Was haben der "Seerosenteich", "Guernica" und die "Mona Lisa" gemeinsam? Richtig: Obgleich alle drei Gemälde weltberühmt sind, sieht man ihnen auf den ersten Blick durchaus nicht an, wie viel Planung in ihnen steckt. Tatsächlich jedoch sind auch mit Monet, Picasso und Da Vinci keine Meister vom Himmel gefallen – und so haben auch die berühmtesten Bilder der Kunstgeschichte ihren Ursprung in etwas ganz Alltäglichem: in einer Idee. Und der Idee folgt in aller Regel eine Menge planmäßiger Vorarbeit.

Ölmalerei ist vor allem eines: ein Handwerk. Und wie in jedem anderen Handwerk, ist auch hier Talent allein nicht ausreichend, um zu wirklicher Meisterschaft zu gelangen. Neben viel Übung erfordert die Ölmalerei also auch ein gewisses Maß an Geduld – denn es dauert eine Weile, bis sich das Gespür für Perspektive und farbliches Zusammenspiel entwickelt. Wenn es Ihnen darum geht, die Kunstmalerei zu erlernen, sollten Sie sich also zunächst mit den Grundregeln von Bildaufbau und Farbgebung vertraut machen.

Zu diesem Zweck beginnen Sie am besten mit mimetischer, das heißt wirklichkeitsnaher Wiedergabe von Motiven. Die "Demoiselles d'Avignon“ mögen nämlich vielleicht interessanter sein als Manets „Frühstück im Grünen“ – doch wer abstrahieren will, muss zunächst die Wirklichkeit malen lernen. Und selbst Picasso (seine Werke erhalten Sie bei uns in der Galerie) hat lange Zeit Perspektive und Bildaufbau anhand der Alten Meister studiert, bevor er mit den "Desmoiselles" seine kubistische Phase begründete.

Eine Frage der Perspektive – von der weißen Leinwand zum tiefen Raum

Wer im Museum vor einem großformatigen Ölgemälde steht, auf dem sich plastisch und detailreich ein Feldweg zwischen Zaubernuss und Silberpappel hindurchschlängelt, vermag sich nur sehr schwer vorzustellen, dass auch dieser Feldweg einmal als Skizze begonnen hat. Und selbst vor der Skizze liegen noch diverse Arbeitsschritte. Zunächst sind da nur die weiße Leinwand und die Idee im Künstlerkopf.

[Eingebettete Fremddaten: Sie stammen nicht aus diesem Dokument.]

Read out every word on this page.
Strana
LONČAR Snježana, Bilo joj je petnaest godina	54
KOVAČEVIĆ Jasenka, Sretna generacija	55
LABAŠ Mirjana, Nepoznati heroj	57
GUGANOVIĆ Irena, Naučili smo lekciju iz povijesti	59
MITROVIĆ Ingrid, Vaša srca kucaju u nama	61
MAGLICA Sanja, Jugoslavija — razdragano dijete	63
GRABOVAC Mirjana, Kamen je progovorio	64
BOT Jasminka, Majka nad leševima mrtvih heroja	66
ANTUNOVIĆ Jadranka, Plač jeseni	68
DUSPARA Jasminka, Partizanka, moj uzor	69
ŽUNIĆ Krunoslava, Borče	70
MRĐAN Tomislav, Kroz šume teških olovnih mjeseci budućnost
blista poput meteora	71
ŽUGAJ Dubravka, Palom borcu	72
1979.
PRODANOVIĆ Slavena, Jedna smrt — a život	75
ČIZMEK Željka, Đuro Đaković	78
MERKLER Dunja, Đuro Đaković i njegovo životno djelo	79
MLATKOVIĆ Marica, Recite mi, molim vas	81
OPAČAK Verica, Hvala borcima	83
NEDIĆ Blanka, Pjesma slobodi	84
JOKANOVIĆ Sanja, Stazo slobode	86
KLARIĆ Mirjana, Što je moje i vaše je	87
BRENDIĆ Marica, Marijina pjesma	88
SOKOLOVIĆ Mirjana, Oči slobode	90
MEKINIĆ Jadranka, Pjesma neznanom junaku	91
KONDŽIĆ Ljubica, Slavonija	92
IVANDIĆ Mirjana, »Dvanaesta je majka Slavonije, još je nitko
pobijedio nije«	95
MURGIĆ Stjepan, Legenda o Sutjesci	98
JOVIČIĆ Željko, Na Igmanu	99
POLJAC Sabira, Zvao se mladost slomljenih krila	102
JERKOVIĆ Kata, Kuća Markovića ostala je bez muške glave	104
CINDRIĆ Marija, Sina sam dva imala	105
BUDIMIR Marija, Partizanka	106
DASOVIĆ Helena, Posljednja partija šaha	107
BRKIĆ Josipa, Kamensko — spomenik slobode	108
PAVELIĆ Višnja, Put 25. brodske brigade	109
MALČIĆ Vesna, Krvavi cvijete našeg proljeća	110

Um nach und nach die Idee auf die Leinwand übertragen zu können, muss diese in Abschnitte unterteilt werden – Sie beginnen also mit der "Komposition" Ihres Bildes.

Grundsätzlich erfolgt eine Gliederung der materiellen Fläche (das ist die gesamte Fläche, die zum Bearbeiten zur Verfügung steht) in minimal vier Ebenen, wodurch dem Bild Tiefe und Plastizität verliehen werden.

Diese vier Ebenen bestehen aus dem Hintergrund, dem hinteren Mittelgrund, dem vorderen Mittelgrund und dem Vordergrund. Im Falle des "Frühstücks im Grünen" von Édouard Manet (Bild hier) sähe diese Gliederung folgendermaßen aus:

Wichtig ist bei dieser Komposition, dass die dargestellten Gegenstände und Personen von Ebene zu Ebene proportional kleiner werden – so sind im vorderen Mittelgrund beispielsweise Baumstämme von Nahem zu sehen, während weiter hinten ganze Bäume sichtbar werden, die jedoch bereits mit dem Hintergrund verschwimmen. Je nach Motiv können Sie sich für den Bildaufbau natürlich auch an weniger oder mehr als den traditionellen vier Ebenen orientieren. Für die "Spannung" in einem Bild sorgen neben den Bildebenen vor allem die Kompositionslinien, welche waagerecht, senkrecht und diagonal verlaufen.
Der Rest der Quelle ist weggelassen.